Tapi para peneliti dalam studi teranyar tersebut mengaku telah memperhitungkan kesalahan hitung di masa lalu. Dengan demikian, sejumlah pihak yang meragukan mengurangi pandangan skeptisnya.
Profesor Allan Pacey dari Sheffield University adalah salah satunya, katanya, "Penelitian teranyar oleh Dr Levine dan rekan-rekannya telah mengatasi berbagai kekurangan dalam penelitian-penelitian sebelumnya."
Merokok dan Obesitas
Tapi Profesor Pacey berpendapat bahwa, walaupun penelitian teranyar itu sudah mengurangi kemungkinan kesalahan temuan masa lalu, penelitian itu sendiri tidak menghilangkan semua kesalahan tersebut.
Jadi, hasil temuan penelitian teranyar itu juga harus ditanggapi secara cermat. Katanya, "Silang pendapat yang ada belum sepenuhnya tuntas dan masih banyak yang harus dilakukan."
"Namun demikian, laporan itu merupakan langkah maju untuk memperjelas data yang memungkinkan kita menentukan penelitian yang lebih baik untuk menelaah masalah tersebut."
Belum ada bukti terang-benderang sebagai alasan dugaan pengurangan jumlah sperma tersebut, tapi pengurangan itu pernah dikaitkan dengan paparan pada zat kimia yang ada dalam pestisida dan plastik, obesitas, merokok, stres, diet, dan bahkan kebiasaan terlalu lama menonton TV.

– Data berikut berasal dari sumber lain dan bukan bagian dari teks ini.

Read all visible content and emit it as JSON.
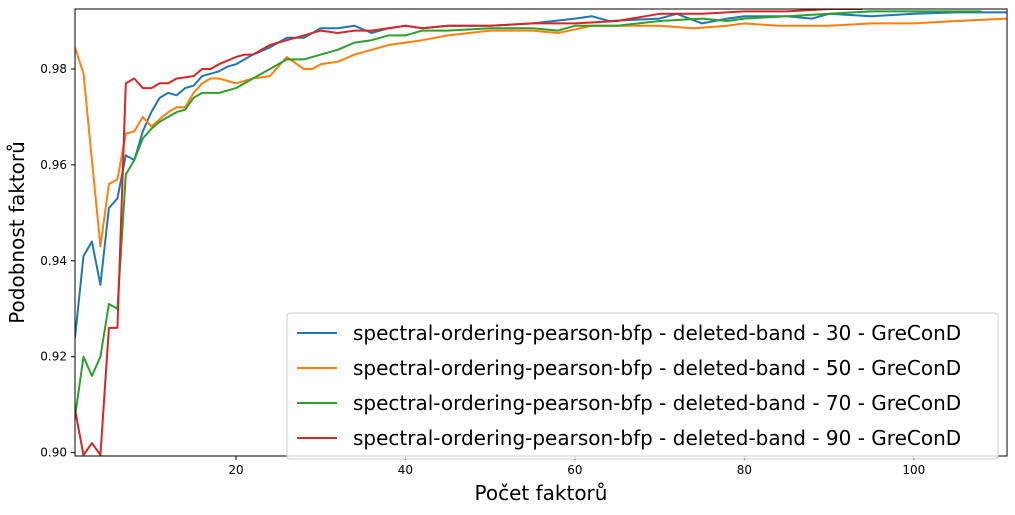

Dr. Levine menyebutkan adanya kebutuhan mendesak untuk mengetahui mengapa hitungan jumlah sperma menurun dan mencari cara untuk membalik tren tersebut.
Katanya, "Kita harus mengambil tindakan. Misalnya melalui regulasi yang lebih baik tentang zat kimia buatan manusia dan kita harus melanjutkan upaya-upaya mengatasi merokok dan obesitas."